As much as it can be helpful to be around other people, we all need space at times and deserve to have space without feeling guilty about it. We all need quiet time to recharge, especially if we’re going through a particularly difficult patch. It can help to have somewhere where we’re both able to go, individually, if we need some time out.

Respect each other’s privacy

Our loved one might be our whole world. We might be super close. But everyone has a right to privacy when they feel as though they want or need it. We need to respect that. If our loved one keeps a diary, we shouldn’t read it (even if we’re really worried about them). If they don’t want us to drive them to appointments, we need to respect that. It’s important to have a conversation about where our boundaries lie. Privacy is important.

Use the help available

Living with depression can be hard. It can be lonely. It can take us to a point where we feel unable to cope. Having a loved on with depression can make this worse, especially if we’re both struggling at the same time. There is help available. Our GP can be a good place to start. If we have a loved one who is unwell, then we might be classed as a carer, so we could get support from our local carers centre. They should be able to point us in the direction of other help we might be entitled to.

Illness isn’t an excuse

Depression can explain why we might act or seem different, but it’s doesn’t excuse us from treating others badly. We’ll all slip up; say things we don’t mean, frustration can turn to anger, and confusion over how we feel can lead to us feeling acute fear. Depression can cause us to behave in ways that we’re ashamed of, we often feel unrecognisable from who we were before. We might snap and get irritated quickly. Push people away. Get angry. There are times when this can cause strain on a relationship. We’re only ever responsible for our actions, not those of others. Never be too proud to apologise – we don’t mean apologising from a place of low self-esteem, those times we apologise for ev-ery-thing – we mean to apologise when we’ve caused pain to others and we’re sorry. 

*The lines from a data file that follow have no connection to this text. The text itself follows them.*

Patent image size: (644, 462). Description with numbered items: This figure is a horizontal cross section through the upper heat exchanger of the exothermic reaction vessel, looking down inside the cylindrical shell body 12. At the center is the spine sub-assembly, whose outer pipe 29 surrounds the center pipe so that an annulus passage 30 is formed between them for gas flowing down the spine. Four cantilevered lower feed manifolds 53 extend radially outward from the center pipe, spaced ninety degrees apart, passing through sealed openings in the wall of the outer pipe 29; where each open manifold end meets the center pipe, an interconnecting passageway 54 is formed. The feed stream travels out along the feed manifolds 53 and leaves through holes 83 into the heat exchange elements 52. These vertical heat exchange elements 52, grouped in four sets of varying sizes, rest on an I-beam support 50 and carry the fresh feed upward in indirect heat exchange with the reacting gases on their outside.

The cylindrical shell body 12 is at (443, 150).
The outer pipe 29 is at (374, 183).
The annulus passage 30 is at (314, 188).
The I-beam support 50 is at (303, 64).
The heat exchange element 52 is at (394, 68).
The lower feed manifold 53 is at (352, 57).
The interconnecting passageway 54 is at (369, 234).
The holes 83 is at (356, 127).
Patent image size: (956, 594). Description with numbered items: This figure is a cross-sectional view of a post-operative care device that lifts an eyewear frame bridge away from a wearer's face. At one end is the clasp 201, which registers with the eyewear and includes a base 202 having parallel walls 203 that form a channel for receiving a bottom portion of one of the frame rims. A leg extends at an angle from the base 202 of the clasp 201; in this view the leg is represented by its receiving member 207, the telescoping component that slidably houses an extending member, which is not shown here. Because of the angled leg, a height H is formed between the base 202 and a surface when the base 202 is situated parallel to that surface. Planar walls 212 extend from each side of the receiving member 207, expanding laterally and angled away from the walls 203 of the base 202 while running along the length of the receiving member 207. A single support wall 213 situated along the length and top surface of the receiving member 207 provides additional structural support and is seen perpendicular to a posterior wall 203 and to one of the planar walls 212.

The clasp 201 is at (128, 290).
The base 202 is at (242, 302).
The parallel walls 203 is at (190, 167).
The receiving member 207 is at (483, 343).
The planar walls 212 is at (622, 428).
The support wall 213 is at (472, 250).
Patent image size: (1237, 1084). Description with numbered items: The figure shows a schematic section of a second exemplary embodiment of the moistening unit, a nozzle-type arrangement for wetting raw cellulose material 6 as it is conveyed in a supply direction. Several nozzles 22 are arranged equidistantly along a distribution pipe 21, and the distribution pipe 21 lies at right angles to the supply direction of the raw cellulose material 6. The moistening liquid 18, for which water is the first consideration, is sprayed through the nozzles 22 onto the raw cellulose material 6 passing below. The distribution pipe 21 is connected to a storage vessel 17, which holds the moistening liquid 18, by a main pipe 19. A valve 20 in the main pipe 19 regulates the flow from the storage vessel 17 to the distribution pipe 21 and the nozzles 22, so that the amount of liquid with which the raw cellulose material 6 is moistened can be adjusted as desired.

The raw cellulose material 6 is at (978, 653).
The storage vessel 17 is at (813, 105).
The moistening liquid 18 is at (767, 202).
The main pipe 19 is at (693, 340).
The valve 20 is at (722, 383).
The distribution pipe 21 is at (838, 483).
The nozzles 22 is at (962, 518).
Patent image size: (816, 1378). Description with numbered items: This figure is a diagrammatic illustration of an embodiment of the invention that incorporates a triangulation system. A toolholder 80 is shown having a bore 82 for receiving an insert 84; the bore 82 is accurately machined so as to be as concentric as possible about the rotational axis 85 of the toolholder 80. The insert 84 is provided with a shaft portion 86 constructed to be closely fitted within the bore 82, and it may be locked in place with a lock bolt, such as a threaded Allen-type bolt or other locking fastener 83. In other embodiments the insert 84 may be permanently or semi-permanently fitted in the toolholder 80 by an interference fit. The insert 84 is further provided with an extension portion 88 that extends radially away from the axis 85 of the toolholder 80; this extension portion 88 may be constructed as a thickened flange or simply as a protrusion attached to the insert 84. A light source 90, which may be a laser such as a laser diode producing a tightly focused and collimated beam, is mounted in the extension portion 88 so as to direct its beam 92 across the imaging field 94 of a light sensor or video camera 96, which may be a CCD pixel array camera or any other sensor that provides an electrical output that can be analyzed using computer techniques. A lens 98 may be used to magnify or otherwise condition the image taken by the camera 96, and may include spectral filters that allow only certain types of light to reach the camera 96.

There’s a misconception in society that those with mental ill health are to be feared, that they’re a threat. We know that people who are mentally unwell are more likely to harm themselves then anyone around them but if your living environment becomes a place where you no longer feel safe, please reach out for help.


Find things to do together

Depression is all-consuming and as such, it can envelop our days and our relationships. We’re so much more than depression which is why it’s worth trying to find things to do together, they don’t have to be energetic nor expensive, just a way to connect again.

Everyone’s experience is different

When we have experience of depression, and are helping someone else who’s also experiencing depression, we often draw on our own experiences when helping them. This is absolutely fine. However, it’s worth remembering that everyone’s experience is different. We can’t assume that we know exactly how the other person is feeling, or what they’re thinking. It’s also important not to dismiss anyone else’s thoughts or feelings, even if they seem trivial compared to our own experience.

Take responsibility for your own health

We can’t pour from an empty cup. We have to look after ourselves first and foremost. We can’t look after others if we’re not looking after ourselves. We are responsible for our own health before we’re responsible for anyone else’s (this goes for our loved ones, too!). Be kind to yourself.